Originally Written by Stephane Combaudon
I’ve recently worked with customers using replication rings with 4+ servers; several servers accepting writes. The idea behind this design is always the same: by having multiple servers, you get high availability and by having multiple writer nodes, you get write scalability. Alas, this is simply not true. Here is why.
Having several servers is a necessary condition to have high availability, but it’s far from sufficient. What happens if for instance C suddenly disappears?
- The replication ring is broken, so updates from A and B will never go to D. D will then quickly become so out-of-date that it’s not going to be usable. But wait! A will no longer receive the updates from B so A will quickly become non usable as well. Same thing for B. So unless you are very quick to configure a smaller ring with the remaining nodes, the whole chain will soon be non working.
- If an event from C is still being executed on one of the other servers, it will go into an infinite loop, simply because C is the only server being able to prevent an event originally coming from C to cycle through the ring.
Conclusion: each time a server goes down, the whole system goes down. In other words, availability is poorer than with a single server.
You can think that if you are able to run 1000 writes/s on a single server, writing on 4 servers in parallel will allow you to run 4000 writes/s over the whole cluster. However reality is quite different.
Don’t forget that ALL writes will be executed on ALL servers. So we have 2 separate scenarios:
- Scenario #1: 1000 writes/s is the point where you’re hitting a bottleneck (for instance disk saturation). Then you’ll never be able to handle the extra load coming from replication. What is going to happen is simply that the servers will become slow because of overload and they’ll never be able to go beyond the 1000 writes/s mark.
- Scenario #2: a single server could handle 5000 writes/s. Then writing on all servers will indeed allow you to claim that your cluster can absorb 4000 writes/s. But you would achieve the same result by running 4000 writes/s on a single server. This has nothing to do with write scalability.
Conclusion: As all writes are run on all servers, writing on multiple nodes doesn’t magically create extra write capacity. You’re still bound by the capacity of a single server.

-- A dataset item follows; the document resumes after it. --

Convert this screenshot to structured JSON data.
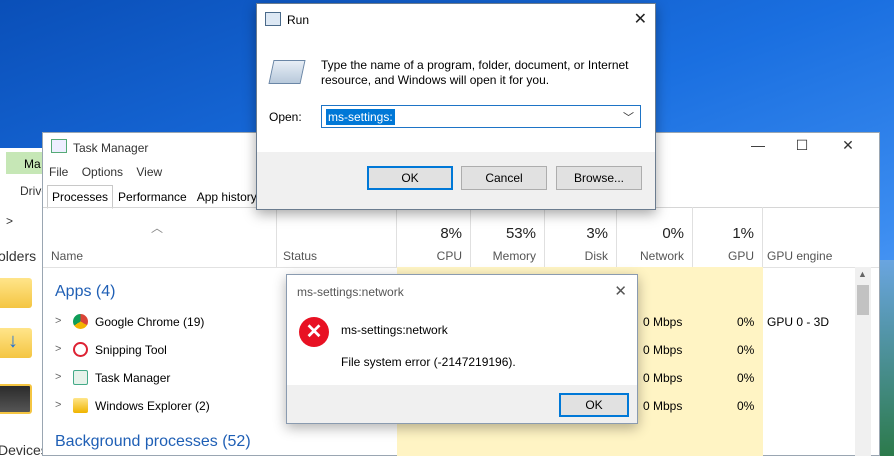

Another concern when allowing multiple writers is write conflicts. MySQL doesn’t have any mechanism to detect or solve write conflicts.
So lots of “funny” things can happen when writes are conflicting:
- Duplicate key errors that will cause replication to halt. And no,
auto_increment_offsetcannot resolve all possible situations when duplicate key errors can happen.
- An even funnier situation is when conflicting writes do not generate a replication error, but instead create hidden data inconsistencies. Like you have value=100 in a field, A does value=value+2 and B does value=valuex2. You can end up with one server having value=202 and another server having value=204. Which one is the right value? Impossible to know…
If you’re interested in learning more on the risk of writing on multiple nodes while using regular MySQL replication, you can check out this webinar.
A ring is one the worst MySQL replication topologies as it dramatically increases the complexity of all operations on the ring while providing no benefit.
If you need an HA solution, it is not an easy choice as there are many of them and all have tradeoffs, but a ring is definitely not the right option. This post can help you find the right candidate(s).
If you need write scalability, the options are limited, but again, MySQL ring replication is not a good fit. The main question to answer is how many writes do you want to be able to run? For instance, if you want 10x write scalability but your current workload is 100 writes/s, that’s easy: just make sure you have a decent schema, decent indexes and decent hardware. If you want 10x write scalability but you’re already running 5000 writes/s, it’s probably time to explore sharding.